"The children came accompanied, those people were separated from the children, the children then came to the Terezín ghetto on their own, there are memories of the fact that the children came in a poor state, the SS ordered a cleansing. When they were taken to the baths to somehow do the delousing of these children, it is clear from the memories that these children were afraid, that they had an awareness that there was a possibility of being murdered through rooms that look like bathrooms, but there is lethal gas let in. Josef Pacovský, who was the head of the delousing section, recalls that the children were shouting 'gas gas', the Terezín prisoners didn't understand, so they had to be persuaded that water would flow from the shower heads, so then eventually the cleansing took place and the children were placed in the so-called infectious barracks, these were the western barracks that were built opposite the sokol Hall, which served as a typhus station. In those five barracks, the western barracks, which were declared infectious, the 1,200 children were placed there, and fifty Terezín prisoners were called to take care of them..."

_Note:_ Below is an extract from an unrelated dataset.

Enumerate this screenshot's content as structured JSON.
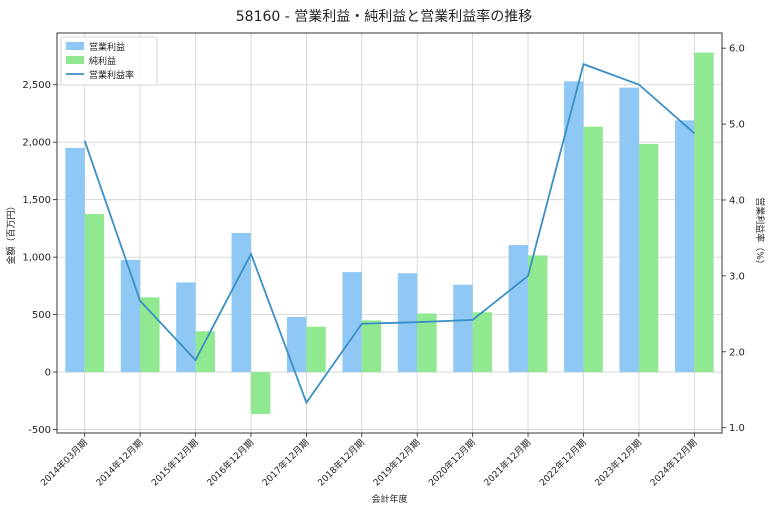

"At first they were buried in individual graves, then in mass graves, from September 1941 the crematorium started its activity, it's quite interesting, I watched some documentary and they were buried until September or October, even the maid ordered that a gravedigger, a certain Šelicha, should be on duty. He was supposed to be there, but in the end the Jews did it anyway, the Jewish commandoes dug their own graves and buried them themselves, but I guess they thought that somehow the former gravedigger who worked at that cemetery in Bohušovice could be involved. But then it ended and the crematorium started."

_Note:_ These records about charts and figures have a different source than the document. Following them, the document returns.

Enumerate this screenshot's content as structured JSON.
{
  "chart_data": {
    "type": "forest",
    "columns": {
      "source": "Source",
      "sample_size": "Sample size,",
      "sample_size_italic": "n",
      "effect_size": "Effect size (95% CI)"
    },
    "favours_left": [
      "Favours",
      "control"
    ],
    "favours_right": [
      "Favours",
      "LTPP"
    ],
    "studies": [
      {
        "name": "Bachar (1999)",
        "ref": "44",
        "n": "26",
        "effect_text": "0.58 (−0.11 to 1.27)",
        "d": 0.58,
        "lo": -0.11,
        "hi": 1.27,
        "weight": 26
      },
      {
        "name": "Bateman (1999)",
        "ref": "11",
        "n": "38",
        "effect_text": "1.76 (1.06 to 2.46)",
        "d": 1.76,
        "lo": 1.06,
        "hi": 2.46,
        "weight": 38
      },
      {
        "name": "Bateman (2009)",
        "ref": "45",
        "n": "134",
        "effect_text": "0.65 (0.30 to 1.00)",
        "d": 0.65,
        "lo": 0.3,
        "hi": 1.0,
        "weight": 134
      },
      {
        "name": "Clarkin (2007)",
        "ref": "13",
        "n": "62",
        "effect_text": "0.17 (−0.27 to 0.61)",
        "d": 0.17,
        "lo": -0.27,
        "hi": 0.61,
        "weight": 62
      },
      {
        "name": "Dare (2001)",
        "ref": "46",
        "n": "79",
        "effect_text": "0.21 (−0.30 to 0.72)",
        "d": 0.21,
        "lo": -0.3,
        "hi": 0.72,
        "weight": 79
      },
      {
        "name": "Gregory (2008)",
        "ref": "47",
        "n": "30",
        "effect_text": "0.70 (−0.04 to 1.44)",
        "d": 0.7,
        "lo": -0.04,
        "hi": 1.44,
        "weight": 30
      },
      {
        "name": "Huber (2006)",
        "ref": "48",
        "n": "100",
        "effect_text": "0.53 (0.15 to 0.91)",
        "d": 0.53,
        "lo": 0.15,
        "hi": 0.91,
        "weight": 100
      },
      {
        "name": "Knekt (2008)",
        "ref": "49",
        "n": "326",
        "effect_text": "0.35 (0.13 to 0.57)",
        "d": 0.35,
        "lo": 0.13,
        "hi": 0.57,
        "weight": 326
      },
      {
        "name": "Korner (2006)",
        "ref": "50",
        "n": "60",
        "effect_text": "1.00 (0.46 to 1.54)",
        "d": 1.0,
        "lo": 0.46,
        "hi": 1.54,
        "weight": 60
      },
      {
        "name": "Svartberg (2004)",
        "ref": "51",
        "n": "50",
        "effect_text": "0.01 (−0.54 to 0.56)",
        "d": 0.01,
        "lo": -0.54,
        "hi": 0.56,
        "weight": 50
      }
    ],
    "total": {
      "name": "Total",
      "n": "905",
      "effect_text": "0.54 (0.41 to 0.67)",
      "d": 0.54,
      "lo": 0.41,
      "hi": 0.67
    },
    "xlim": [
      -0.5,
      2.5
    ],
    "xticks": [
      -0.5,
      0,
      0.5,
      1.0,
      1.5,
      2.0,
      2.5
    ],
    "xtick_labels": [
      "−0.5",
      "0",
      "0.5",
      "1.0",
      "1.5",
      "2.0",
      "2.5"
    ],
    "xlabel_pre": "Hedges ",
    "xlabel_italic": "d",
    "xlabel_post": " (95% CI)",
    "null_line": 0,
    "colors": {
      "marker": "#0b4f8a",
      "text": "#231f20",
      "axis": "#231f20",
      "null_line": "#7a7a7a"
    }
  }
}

"The vast majority of the German, Austrian element were old people. And they didn't have the efficiency, of course, so at that point, naturally, they couldn't get higher up in the hierarchy, and so that image of those old Jews being crammed in those attics somewhere, without any sanitary facilities, without any needs... that image of an old woman or an old man asking somebody... take the soup, that kind of begging..."

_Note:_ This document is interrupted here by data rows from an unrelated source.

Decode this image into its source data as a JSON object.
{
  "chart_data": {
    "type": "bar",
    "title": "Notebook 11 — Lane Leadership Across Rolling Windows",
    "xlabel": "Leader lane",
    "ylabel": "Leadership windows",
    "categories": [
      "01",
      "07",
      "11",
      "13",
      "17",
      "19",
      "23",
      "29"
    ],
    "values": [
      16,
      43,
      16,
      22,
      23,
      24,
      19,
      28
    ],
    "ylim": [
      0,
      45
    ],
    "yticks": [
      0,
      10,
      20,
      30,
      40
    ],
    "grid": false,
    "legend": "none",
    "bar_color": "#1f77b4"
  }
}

Tomáš Fedorovič was born on 28 May 1976 in Ústí nad Labem. His mother was a nurse and his father a worker. His grandfather came from Ukrainian Halych (Galicia in Eastern Europe), where he fled from the Bolsheviks. He changed his name from Fedorišin to Fedorovič, which probably saved the family from being dragged into the Soviet Union. Although his family is not associated with Judaism, his lifelong research interest has been Terezin. He graduated from secondary school in 1996, graduated from the Faculty of Education in 2000, and after a brief period at the open-air museum in Zubrnice, he joined the Terezín Memorial, where he was working - for the twenty-second year - at the time of recording. In 2018 he defended his thesis on the mentally ill during the Protectorate. He has published two books on Jewish topics, History of the Jewish Community in Ústí nad Labem and Jews in Bohemia. In 2022 he was living in Ústí nad Labem.